The transaction more than doubled the size of Life Sciences & Diagnostics, making this the largest of Danaher’s platforms, accounting for ~1/3 its total revenue.
BC was soon followed by the $2.1bn acquisition of Nobel Biocare, a Swiss manufacturer of dental implants. There were other big targets that Danaher was rumored to be bidding on but that ultimately went to other suitors, like Life Technologies, acquired by Thermo Fisher for $15bn, and Johnson & Johnson’s Ortho-Clinical diagnostics business, acquired by Carlyle for $4bn.

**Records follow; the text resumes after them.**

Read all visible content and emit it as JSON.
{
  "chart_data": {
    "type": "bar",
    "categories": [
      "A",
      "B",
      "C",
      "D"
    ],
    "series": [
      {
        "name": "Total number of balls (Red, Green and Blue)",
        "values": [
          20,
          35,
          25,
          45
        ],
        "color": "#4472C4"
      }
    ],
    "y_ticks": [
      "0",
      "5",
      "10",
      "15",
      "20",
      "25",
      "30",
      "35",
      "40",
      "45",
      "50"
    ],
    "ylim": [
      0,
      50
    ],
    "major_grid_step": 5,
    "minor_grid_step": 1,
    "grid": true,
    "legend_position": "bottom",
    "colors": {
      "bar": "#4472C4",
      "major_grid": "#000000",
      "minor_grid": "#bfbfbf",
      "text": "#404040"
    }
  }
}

In 2015, the company simultaneously announced that it would be acquiring Pall Corp., a supplier of filtration and separation technology, for a whopping $13.8bn, and spinning off $6bn of certain industrial-ish revenue as an independent entity called Fortive. This is often framed as the first formal division between Danaher’s industrial and non-industrial segments, but considering that nearly half of Pall’s revenue came form Industrial applications and that Danaher kept Water Quality and Product ID, the split was arguably as much about concentrating exposure to businesses that shared a sticky razor/razorblade model with a high consumables mix. Following the spin, about 60% of Danaher’s revenue would come from after-market sales.